Diagram emerges showing overlap between UKRDS, DCC and RIN. Either alarming or comforting for us, depends how you read it! Also nominate UKDA to help.
DCC & UKDA can provide infrastructure & tools… RIN with ongoing requirements planning &QA…
Summing up as feasible… but not yet addressed where the CURATION is done!
Now Q&A… John Wood on EU 5th freedom: freedom of knowledge!
Malcolm Atkinson, e-Science envoy: glad to see integrated approach, but bit worried maybe arbitrary boundary. Value of data limited if can’t compute on it. Need to think carefully about computational access at same time as data management; hoped to see linkage with e-Science such as NGS; integrated approach necessary. John Wood agrees; EU programme called PREIS??? Always 1 world-leading computer in EU though may move around.
Kevin Schurer, UKDA still confused about process; second slide on “demand-led”. Something missing: the supply; have we over-estimated relationship between demand and supply. 5 Veg a day example; people say yes but don’t do it. Similar for research data: agree they should share but don’t do the necessary: documentation, metadata, etc, so getting useful data out of researchers is hard (this is bitter experience talking!). Do local institutions have enough skill to support this? JM answers: demand is for the service, reservations are right, but focus is on gaps. Primary requirement is for researchers to do coherent data management plans so that’s where we start. Execution of DM plans another thing? JS: we don’t know until we try it. (CR surely part of the answer is building it into the research process through automation?) Kevin’s response: fear is 4 institutions not the most typical in the country, so can it scale up to the wider group? Leicester as the non-Russell Group uni.
Mark Thorley, NERC, and OECD WG on data management guidelines. Solution fundamentally flawed? NERC spends more in 1 year than UKRDS on 5 years, but still only scratching the surface.

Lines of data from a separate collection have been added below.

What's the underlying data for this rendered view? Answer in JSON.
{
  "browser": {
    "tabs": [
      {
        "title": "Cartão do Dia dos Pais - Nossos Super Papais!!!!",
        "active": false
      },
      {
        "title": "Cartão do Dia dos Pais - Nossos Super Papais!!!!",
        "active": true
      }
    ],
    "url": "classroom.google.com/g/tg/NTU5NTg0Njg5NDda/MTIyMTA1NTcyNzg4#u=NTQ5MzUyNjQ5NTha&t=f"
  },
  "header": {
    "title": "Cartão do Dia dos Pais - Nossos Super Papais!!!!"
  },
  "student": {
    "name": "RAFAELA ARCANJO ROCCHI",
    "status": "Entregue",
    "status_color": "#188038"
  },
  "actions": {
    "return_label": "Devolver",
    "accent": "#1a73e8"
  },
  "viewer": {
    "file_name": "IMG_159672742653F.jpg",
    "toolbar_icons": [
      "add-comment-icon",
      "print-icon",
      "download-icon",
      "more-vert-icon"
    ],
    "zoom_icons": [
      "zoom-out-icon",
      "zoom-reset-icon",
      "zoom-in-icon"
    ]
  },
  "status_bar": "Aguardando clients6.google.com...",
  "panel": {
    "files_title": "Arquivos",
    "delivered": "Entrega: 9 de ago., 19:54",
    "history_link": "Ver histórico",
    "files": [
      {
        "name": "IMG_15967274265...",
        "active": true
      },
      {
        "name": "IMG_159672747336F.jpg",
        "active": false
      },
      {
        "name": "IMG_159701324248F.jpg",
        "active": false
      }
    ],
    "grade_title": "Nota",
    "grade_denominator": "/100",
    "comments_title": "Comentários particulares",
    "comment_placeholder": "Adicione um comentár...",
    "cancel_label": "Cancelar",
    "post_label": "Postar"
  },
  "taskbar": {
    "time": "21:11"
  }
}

Naïve on what can be done. Need to talk now in DETAIL on people with real experience of difficulties of getting researchers engaged in process. Somewhat fudgy answer: have to start somewhere.
Bryan Lawrence, Director of Environmental archival: miss Mark’s point: worth doing but still hopelessly naïve, and frightened by the lack of relaisation that first attempt is bound to be wrong and may need to be thrown away and re-done. JM answer: point is that commitments to researchers have to be honoured. BL: make sure the scope of what you’re committing reflects the scope of what you can do.